Too often, Victorian capitalists had prestige projects built, at the cost of urban development, putting palaces before people. Self-styled merchant princes, seeing themselves as the new Medici, romanced 'Saxon self-government' and smugly rejected planning for public health.

The Victorian ruling class saw London as the imperial city, with its irredeemable natives.
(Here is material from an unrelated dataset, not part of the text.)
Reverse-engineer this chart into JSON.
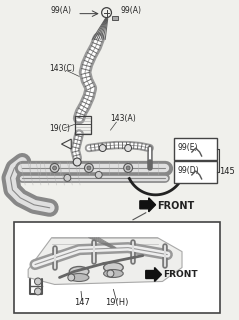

Hunt sees people's moves to the suburbs and to garden cities as wilful failures to solve London's problems, and joins Betjeman, Orwell, Williams-Ellis and Priestley in snobbish hatred of the suburbs, despite acknowledging that many people do want to live there.

Hunt calls for a restoration of local democracy, noting that in the 1890s, Londoners elected 12,000 of their fellow-citizens to run hospitals, schools and transport; now 36,000 quangocrats decide for us. Successive governments' rate capping, surcharging and cash limits have weakened the 'innovative local government and civic pride' that Hunt celebrates, yet he ignores completely the biggest current threat to local (and national) democracy - Labour's EU-driven regionalisation policy.

He applauds the knowledge economy - though isn't all productive work knowledge-based? But we also need steel, ships, vehicles and clothes, which we should be producing ourselves, instead of relying on imported goods.